Regarding urethrocutaneous fistula closure, the data from this study suggest that there is no clear difference in stent versus no stent and microscope versus loupes, age at fistula closure does not affect success, type of original hypospadias procedure may influence success (King and Yoke procedures were least successful), success rate is not negatively impacted in recurrent fistula cases, given a diverse group of fistulas, success of fistula repair for attempts 1 to 5 was 71%, 72%, 77%, 100% and 100%, respectively, and success rate in a tertiary pediatric urology setting is not influenced by whether the original hypospadias procedure or initial fistula closure was performed in the pediatric urology setting versus outside hospital.
我们评估影响尿道下裂手术后尿道皮肤瘘修补成功的相关变量。
回顾了在 Primary Children's Medical Center 接受瘘修补手术的 123 名男孩的记录。其中 100 例患者在我们中心接受了初次瘘修补手术(82 例手术在我们中心进行,18 例在其他地方进行),23 例是在其他地方瘘修补手术失败后转诊而来。患者年龄为 6 个月至 34 岁(中位年龄 3.21 岁),手术间隔时间为 3.7 个月至 12 年(中位时间 12.6 个月)。对几个可能影响瘘闭合成功的变量进行了回顾性评估。

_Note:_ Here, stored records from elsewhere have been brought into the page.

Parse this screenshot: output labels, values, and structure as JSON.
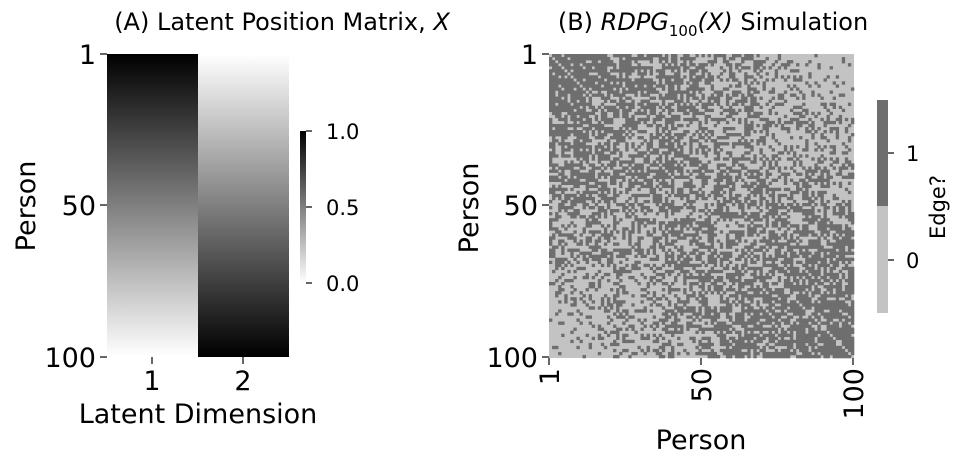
{
  "chart_data": [
    {
      "type": "heatmap",
      "title_prefix": "(A) Latent Position Matrix, ",
      "title_var": "X",
      "xlabel": "Latent Dimension",
      "ylabel": "Person",
      "x_ticks": [
        "1",
        "2"
      ],
      "y_ticks": [
        "1",
        "50",
        "100"
      ],
      "n_rows": 100,
      "columns": [
        {
          "name": "1",
          "start": 1.0,
          "end": 0.0
        },
        {
          "name": "2",
          "start": 0.0,
          "end": 1.0
        }
      ],
      "colorbar": {
        "min": 0.0,
        "max": 1.0,
        "ticks": [
          "1.0",
          "0.5",
          "0.0"
        ],
        "tick_values": [
          1.0,
          0.5,
          0.0
        ]
      },
      "colormap": {
        "low": "#ffffff",
        "high": "#000000"
      }
    },
    {
      "type": "heatmap",
      "title_prefix": "(B) ",
      "title_math_main": "RDPG",
      "title_math_sub": "100",
      "title_math_arg": "(X)",
      "title_suffix": " Simulation",
      "xlabel": "Person",
      "ylabel": "Person",
      "x_ticks": [
        "1",
        "50",
        "100"
      ],
      "y_ticks": [
        "1",
        "50",
        "100"
      ],
      "n_nodes": 100,
      "colorbar": {
        "label": "Edge?",
        "ticks": [
          "1",
          "0"
        ],
        "tick_values": [
          1,
          0
        ]
      },
      "colors": {
        "edge": "#6e6e6e",
        "no_edge": "#c3c3c3"
      }
    }
  ]
}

包括那些从外院转诊来的患者,在第 1 至 5 次瘘修补术后,分别有 71%、72%、77%、100%和 100%的患者瘘成功闭合。在成功方面,所研究的变量显示使用支架的成功率为 67.7%(54 例中的 36 例),未使用支架的成功率为 76.1%(46 例中的 35 例);使用手术显微镜的成功率为 70.4%(71 例中的 59 例),使用放大镜的成功率为 72.4%(29 例中的 21 例)。按患者年龄计算的成功率,2 岁以下为 65.5%(29 例患者),2 至 5 岁为 71.7%(46 例),6 至 12岁为 64.7%(17 例),12 岁以上为 87.5%(8 例)。当考虑最初尿道下裂修补术的类型及其对瘘闭合成功的影响时,发现 Yoke 和 King 手术的成功率显著较低(分别为 p = 0.007 和 0.037)。在我们中心接受尿道下裂手术及所有后续瘘闭合尝试的患者中,第 1 至 3 次尝试后,分别有 72%、67%和 100%的患者瘘成功修复。在我们中心接受初次尿道下裂手术的患者中,初次瘘修补成功的比例为 72%(82 例中的 59 例),在外部医院接受尿道下裂手术后转诊而来的患者中这一比例为 67%(18 例中的 12 例)。
关于尿道皮肤瘘的闭合,本研究数据表明,使用支架与不使用支架、手术显微镜与放大镜之间没有明显差异,瘘闭合时的年龄不影响成功率,最初尿道下裂手术的类型可能影响成功率(King 和 Yoke 手术成功率最低),复发性瘘病例的成功率不受负面影响,鉴于瘘的类型多样,第 1 至 5 次瘘修补尝试的成功率分别为 71%、72%、77%、100%和 100%,在三级儿科泌尿外科环境中,成功率不受最初尿道下裂手术或初次瘘闭合是在儿科泌尿外科环境还是外部医院进行的影响。